赵才人含着泪被人带了下去,宜德妃看看她刚刚吊绸带的地方,若有所思道:“两仪殿建成多年,横梁有所磨损也未可知,但若不是自然磨损,便是有人蓄意陷害了。”
她看向沈霁,微笑着问:“本宫记得负责两仪殿整修的是玉贵嫔,玉贵嫔可知近日进出来往的人都有谁?可真的处处都检查过了吗?”!
第131章
沈霁并不慌张;站起身说道:“太后的圣寿节上出此变故,臣妾身为筹办人之一,责无旁贷;还请太后降罪,臣妾甘愿领罚。”
“但两仪殿里里外外臣妾都经手查验过;皇后娘娘不放心,昨日还让云岚一道来检查过;都不曾出问题。若说是有人蓄意陷害;那便是臣妾和云岚走后发生的事,时间尚短;臣妾能一一查明;一定给太后和赵才人一个交代。”
一番话,不卑不亢,不仅直接将罪过揽在了自己身上安抚好了太后,还撇清了干系,反衬出她的用心良苦。
相对于宜德妃直接开口兴师问罪;高下立判。
这番话说得漂亮;秦渊颇为侧目地看了她一眼,眼中是不加掩饰的欣赏。她直接了得的认错;没有哭哭啼啼推三阻四坏了皇室颜面;太后也没什么不满意的,反而略显不悦地看了眼宜德妃,此番言辞;实在有些小家子气。
太后沉声道:“在哀家的圣寿节上也敢如此造次,可见此人居心颇毒,既你如此说,那哀家就给你时间;让你细细查明。
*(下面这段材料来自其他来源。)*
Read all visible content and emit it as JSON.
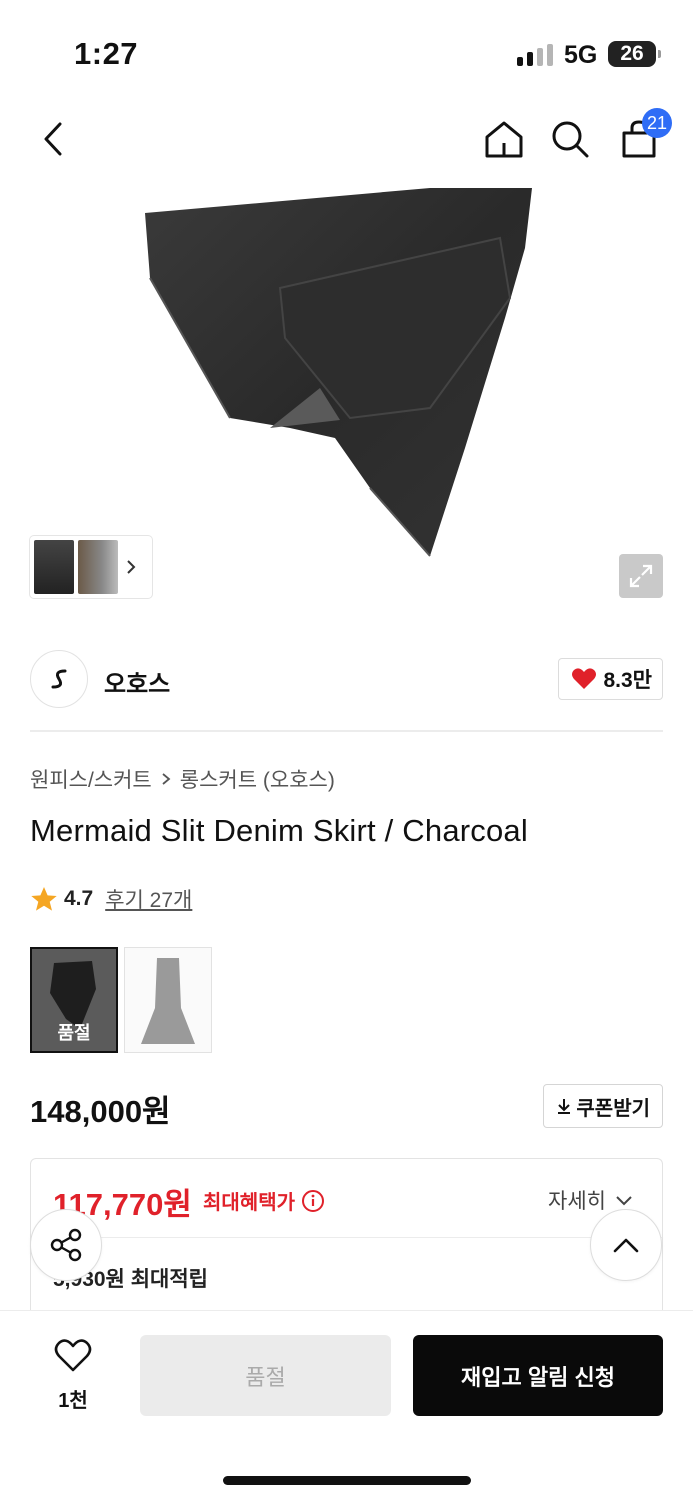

”
“坐吧。”
沈霁稍一欠身,恭谨道:“谢太后。”
一件不算小的风波就这样三言两语被沈霁化解,该起的作用非但没有起到,宜德妃反在高位心中落得一个小家子气不识大体的印象。
被反将一军,她的面色顿时变得有些不好看。
但宜德妃并未因此失态,很快就整理好了情绪,歉意地笑着说:“太后的圣寿节实在紧要,又出了这样的事,姐姐一时心急说错了话,玉贵嫔千万别放心上。咱们姐妹一起操办圣寿节,任何错误应当一起承担,怎能让你一人受罚?真说错,姐姐也脱不开责任才是。”
沈霁神色自若地笑了笑,抬手捋一把鬓边碎发,愈发显得她清媚动人:“德妃姐姐进退得宜,堪称臣妾们的表率。”
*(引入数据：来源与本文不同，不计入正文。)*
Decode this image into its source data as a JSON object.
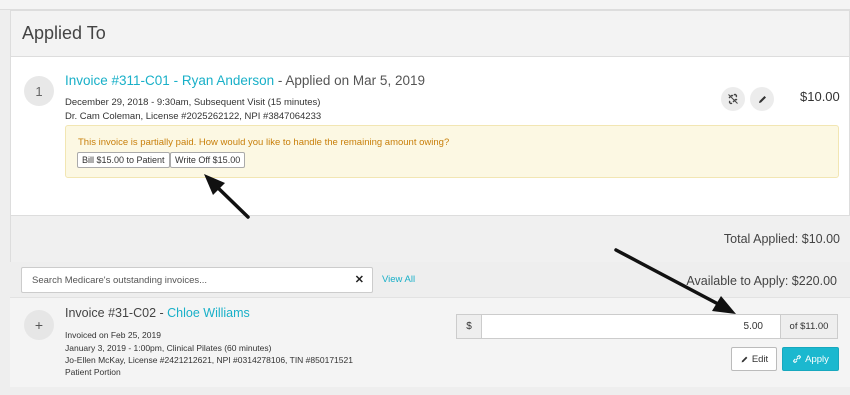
{
  "panel": {
    "title": "Applied To"
  },
  "applied_invoice": {
    "index": "1",
    "invoice_link": "Invoice #311-C01 - Ryan Anderson",
    "applied_suffix": " - Applied on Mar 5, 2019",
    "visit_line": "December 29, 2018 - 9:30am, Subsequent Visit (15 minutes)",
    "provider_line": "Dr. Cam Coleman, License #2025262122, NPI #3847064233",
    "amount": "$10.00",
    "unlink_icon": "unlink-icon",
    "edit_icon": "pencil-icon"
  },
  "partial_notice": {
    "message": "This invoice is partially paid. How would you like to handle the remaining amount owing?",
    "bill_button": "Bill $15.00 to Patient",
    "writeoff_button": "Write Off $15.00"
  },
  "totals": {
    "total_applied": "Total Applied: $10.00",
    "available": "Available to Apply: $220.00"
  },
  "search": {
    "placeholder": "Search Medicare's outstanding invoices...",
    "clear_icon": "close-icon",
    "view_all": "View All"
  },
  "outstanding_invoice": {
    "expand_symbol": "+",
    "number": "Invoice #31-C02 - ",
    "patient": "Chloe Williams",
    "invoiced_on": "Invoiced on Feb 25, 2019",
    "visit_line": "January 3, 2019 - 1:00pm, Clinical Pilates (60 minutes)",
    "provider_line": "Jo-Ellen McKay, License #2421212621, NPI #0314278106, TIN #850171521",
    "portion": "Patient Portion",
    "currency": "$",
    "amount_value": "5.00",
    "of_total": "of $11.00",
    "edit_label": "Edit",
    "apply_label": "Apply"
  },
  "colors": {
    "accent": "#19b0c8",
    "warning_bg": "#fcf8e3",
    "warning_text": "#c87f0a"
  }
}
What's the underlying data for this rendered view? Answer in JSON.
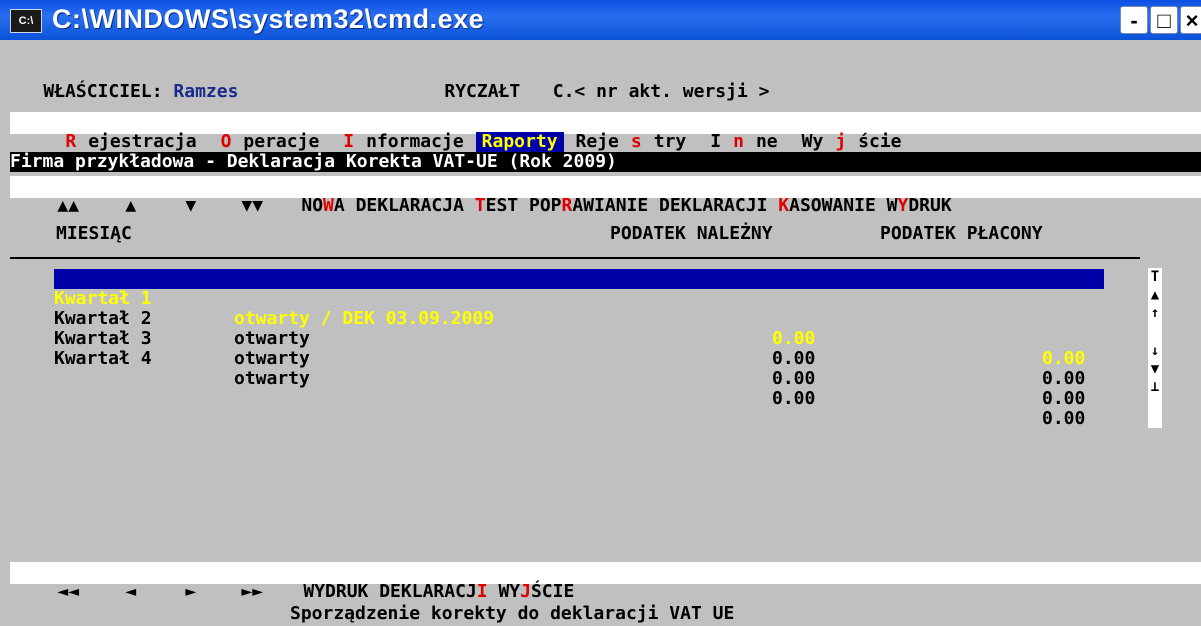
{
  "window": {
    "icon": "C:\\",
    "title": "C:\\WINDOWS\\system32\\cmd.exe",
    "btn_min": "-",
    "btn_max": "□",
    "btn_close": "×"
  },
  "status": {
    "owner_label": "WŁAŚCICIEL:",
    "owner_value": "Ramzes",
    "mode": "RYCZAŁT",
    "version": "C.< nr akt. wersji >"
  },
  "menu": [
    {
      "hot": "R",
      "rest": "ejestracja"
    },
    {
      "hot": "O",
      "rest": "peracje"
    },
    {
      "hot": "I",
      "rest": "nformacje"
    },
    {
      "label": "Raporty"
    },
    {
      "pre": "Reje",
      "hot": "s",
      "rest": "try"
    },
    {
      "pre": "I",
      "hot": "n",
      "rest": "ne"
    },
    {
      "pre": "Wy",
      "hot": "j",
      "rest": "ście"
    }
  ],
  "panel_title": "Firma przykładowa - Deklaracja Korekta VAT-UE (Rok 2009)",
  "toolbar": {
    "nav_first": "▲▲",
    "nav_prev": "▲",
    "nav_next": "▼",
    "nav_last": "▼▼",
    "new_pre": "NO",
    "new_hot": "W",
    "new_rest": "A DEKLARACJA",
    "test_hot": "T",
    "test_rest": "EST",
    "fix_pre": "POP",
    "fix_hot": "R",
    "fix_rest": "AWIANIE DEKLARACJI",
    "del_hot": "K",
    "del_rest": "ASOWANIE",
    "print_pre": "W",
    "print_hot": "Y",
    "print_rest": "DRUK"
  },
  "columns": {
    "month": "MIESIĄC",
    "tax_due": "PODATEK NALEŻNY",
    "tax_paid": "PODATEK PŁACONY"
  },
  "rows": [
    {
      "period": "Kwartał 1",
      "status": "otwarty / DEK 03.09.2009",
      "due": "0.00",
      "paid": "0.00"
    },
    {
      "period": "Kwartał 2",
      "status": "otwarty",
      "due": "0.00",
      "paid": "0.00"
    },
    {
      "period": "Kwartał 3",
      "status": "otwarty",
      "due": "0.00",
      "paid": "0.00"
    },
    {
      "period": "Kwartał 4",
      "status": "otwarty",
      "due": "0.00",
      "paid": "0.00"
    }
  ],
  "scrollbar": {
    "top": "T",
    "page_up": "▲",
    "up": "↑",
    "down": "↓",
    "page_down": "▼",
    "bottom": "⊥"
  },
  "bottom_bar": {
    "first": "◄◄",
    "prev": "◄",
    "next": "►",
    "last": "►►",
    "print_pre": "WYDRUK DEKLARACJ",
    "print_hot": "I",
    "exit_pre": "WY",
    "exit_hot": "J",
    "exit_rest": "ŚCIE"
  },
  "footer_text": "Sporządzenie korekty do deklaracji VAT UE"
}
她既没说这责任在谁,也没应下宜德妃一同受罚的言论,只轻飘飘夸她进退得宜,乍一听是夸赞,但实际却是在说她变脸快,能屈能伸,明眼人都能听出里头的意思。
沈霁今日牙尖嘴利,宜德妃不着痕迹地蹙了蹙眉头,却从容地坐下,不再开口了。
说多错多,她今日还有更重要的事,不能真的上了玉贵嫔的当和她争执起来。
见宜德妃沉得住气,沈霁眉梢微挑。
圣寿节是沈霁和宜德妃接掌宫权后办的第一件大事,任何一个人出了差错都不容小觑。
一旦出错就意味着心不够细,能力不足,不堪大任。
若日后再有什么过错,极有可能就会被架空,反而倚重另一人。
宜德妃虽明面上一直温婉纯良,从不与沈霁相争,可她的心思在沈霁这里,却是从未干净过。
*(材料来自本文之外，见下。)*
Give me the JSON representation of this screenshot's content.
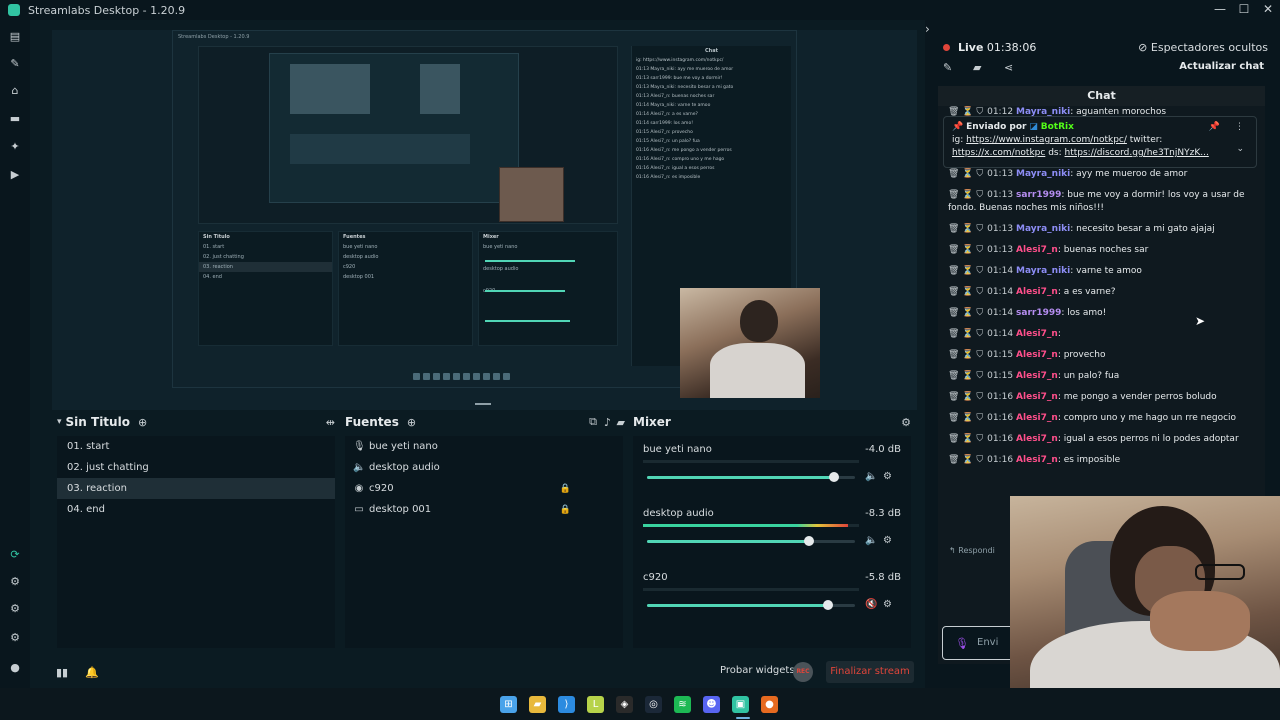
{
  "window": {
    "title": "Streamlabs Desktop - 1.20.9",
    "controls": [
      "—",
      "☐",
      "✕"
    ]
  },
  "scenes": {
    "title": "Sin Titulo",
    "items": [
      {
        "label": "01. start"
      },
      {
        "label": "02. just chatting"
      },
      {
        "label": "03. reaction",
        "active": true
      },
      {
        "label": "04. end"
      }
    ]
  },
  "sources": {
    "title": "Fuentes",
    "items": [
      {
        "label": "bue yeti nano",
        "icon": "mic-icon",
        "glyph": "🎙",
        "locked": false
      },
      {
        "label": "desktop audio",
        "icon": "speaker-icon",
        "glyph": "🔈",
        "locked": false
      },
      {
        "label": "c920",
        "icon": "webcam-icon",
        "glyph": "◉",
        "locked": true
      },
      {
        "label": "desktop 001",
        "icon": "monitor-icon",
        "glyph": "▭",
        "locked": true
      }
    ]
  },
  "mixer": {
    "title": "Mixer",
    "items": [
      {
        "name": "bue yeti nano",
        "db": "-4.0 dB",
        "level": 0.0,
        "volume": 0.9,
        "muted": false
      },
      {
        "name": "desktop audio",
        "db": "-8.3 dB",
        "level": 0.95,
        "volume": 0.78,
        "muted": false
      },
      {
        "name": "c920",
        "db": "-5.8 dB",
        "level": 0.0,
        "volume": 0.87,
        "muted": true
      }
    ]
  },
  "footer": {
    "test_widgets": "Probar widgets",
    "rec_badge": "REC",
    "end_stream": "Finalizar stream"
  },
  "live": {
    "label": "Live",
    "time": "01:38:06",
    "hidden_viewers": "Espectadores ocultos",
    "refresh_chat": "Actualizar chat"
  },
  "chat": {
    "title": "Chat",
    "partial_top": {
      "time": "01:12",
      "user": "Mayra_niki",
      "text": ": aguanten morochos"
    },
    "pinned": {
      "header": "Enviado por",
      "bot": "BotRix",
      "line1_prefix": "ig:",
      "line1_link": "https://www.instagram.com/notkpc/",
      "line1_suffix": "twitter:",
      "line2_link": "https://x.com/notkpc",
      "line2_mid": "ds:",
      "line2_link2": "https://discord.gg/he3TnjNYzK..."
    },
    "messages": [
      {
        "time": "01:13",
        "user": "Mayra_niki",
        "color": "#8d8df5",
        "text": ": ayy me mueroo de amor"
      },
      {
        "time": "01:13",
        "user": "sarr1999",
        "color": "#b58df0",
        "text": ": bue me voy a dormir! los voy a usar de fondo. Buenas noches mis niños!!!"
      },
      {
        "time": "01:13",
        "user": "Mayra_niki",
        "color": "#8d8df5",
        "text": ": necesito besar a mi gato ajajaj"
      },
      {
        "time": "01:13",
        "user": "Alesi7_n",
        "color": "#ff4f8b",
        "text": ": buenas noches sar"
      },
      {
        "time": "01:14",
        "user": "Mayra_niki",
        "color": "#8d8df5",
        "text": ": varne te amoo"
      },
      {
        "time": "01:14",
        "user": "Alesi7_n",
        "color": "#ff4f8b",
        "text": ": a es varne?"
      },
      {
        "time": "01:14",
        "user": "sarr1999",
        "color": "#b58df0",
        "text": ": los amo!"
      },
      {
        "time": "01:14",
        "user": "Alesi7_n",
        "color": "#ff4f8b",
        "text": ":"
      },
      {
        "time": "01:15",
        "user": "Alesi7_n",
        "color": "#ff4f8b",
        "text": ": provecho"
      },
      {
        "time": "01:15",
        "user": "Alesi7_n",
        "color": "#ff4f8b",
        "text": ": un palo? fua"
      },
      {
        "time": "01:16",
        "user": "Alesi7_n",
        "color": "#ff4f8b",
        "text": ": me pongo a vender perros boludo"
      },
      {
        "time": "01:16",
        "user": "Alesi7_n",
        "color": "#ff4f8b",
        "text": ": compro uno y me hago un rre negocio"
      },
      {
        "time": "01:16",
        "user": "Alesi7_n",
        "color": "#ff4f8b",
        "text": ": igual a esos perros ni lo podes adoptar"
      },
      {
        "time": "01:16",
        "user": "Alesi7_n",
        "color": "#ff4f8b",
        "text": ": es imposible"
      }
    ],
    "reply_label": "Respondi",
    "input_placeholder": "Envi"
  },
  "taskbar": [
    {
      "name": "windows-start-icon",
      "glyph": "⊞",
      "color": "#4aa3ea"
    },
    {
      "name": "file-explorer-icon",
      "glyph": "▰",
      "color": "#e8b93c"
    },
    {
      "name": "vscode-icon",
      "glyph": "⟩",
      "color": "#2c8be0"
    },
    {
      "name": "live-server-icon",
      "glyph": "L",
      "color": "#b7d34a"
    },
    {
      "name": "capcut-icon",
      "glyph": "◈",
      "color": "#2a2a2a"
    },
    {
      "name": "steam-icon",
      "glyph": "◎",
      "color": "#1b2838"
    },
    {
      "name": "spotify-icon",
      "glyph": "≋",
      "color": "#1db954"
    },
    {
      "name": "discord-icon",
      "glyph": "☻",
      "color": "#5865f2"
    },
    {
      "name": "streamlabs-icon",
      "glyph": "▣",
      "color": "#31c3a2"
    },
    {
      "name": "firefox-icon",
      "glyph": "●",
      "color": "#e66a20"
    }
  ],
  "nested": {
    "title": "Streamlabs Desktop - 1.20.9",
    "scene_header": "Sin Titulo",
    "sources_header": "Fuentes",
    "mixer_header": "Mixer",
    "chat_header": "Chat",
    "scenes": [
      "01. start",
      "02. just chatting",
      "03. reaction",
      "04. end"
    ],
    "sources": [
      "bue yeti nano",
      "desktop audio",
      "c920",
      "desktop 001"
    ],
    "mixer": [
      "bue yeti nano",
      "desktop audio",
      "c920"
    ],
    "chat_lines": [
      "ig: https://www.instagram.com/notkpc/",
      "01:13 Mayra_niki: ayy me mueroo de amor",
      "01:13 sarr1999: bue me voy a dormir!",
      "01:13 Mayra_niki: necesito besar a mi gato",
      "01:13 Alesi7_n: buenas noches sar",
      "01:14 Mayra_niki: varne te amoo",
      "01:14 Alesi7_n: a es varne?",
      "01:14 sarr1999: los amo!",
      "01:15 Alesi7_n: provecho",
      "01:15 Alesi7_n: un palo? fua",
      "01:16 Alesi7_n: me pongo a vender perros",
      "01:16 Alesi7_n: compro uno y me hago",
      "01:16 Alesi7_n: igual a esos perros",
      "01:16 Alesi7_n: es imposible"
    ]
  }
}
只是沈霁多少觉得有些疑惑,宜德妃是聪明人,就算想要她在陛下和太后心中添上一抹自己难当大任的影子,也不该选在今日——太后的圣寿节上。
尤其还用了这么低劣的手段,在横梁上动手脚
,
让献艺的嫔妃出现意外,
以此来让众人觉得她对待宫宴敷衍了事,用心不够,这才让赵才人遇险。
何况此事漏洞颇多,且不说赵才人和她无缘无仇,在宫中也不曾和谁结怨,她一个无宠的嫔妃,沈霁根本没有动手的理由,加之筹办嫔妃献艺的事是宜德妃管着,怎么想都不是一个万全的主意。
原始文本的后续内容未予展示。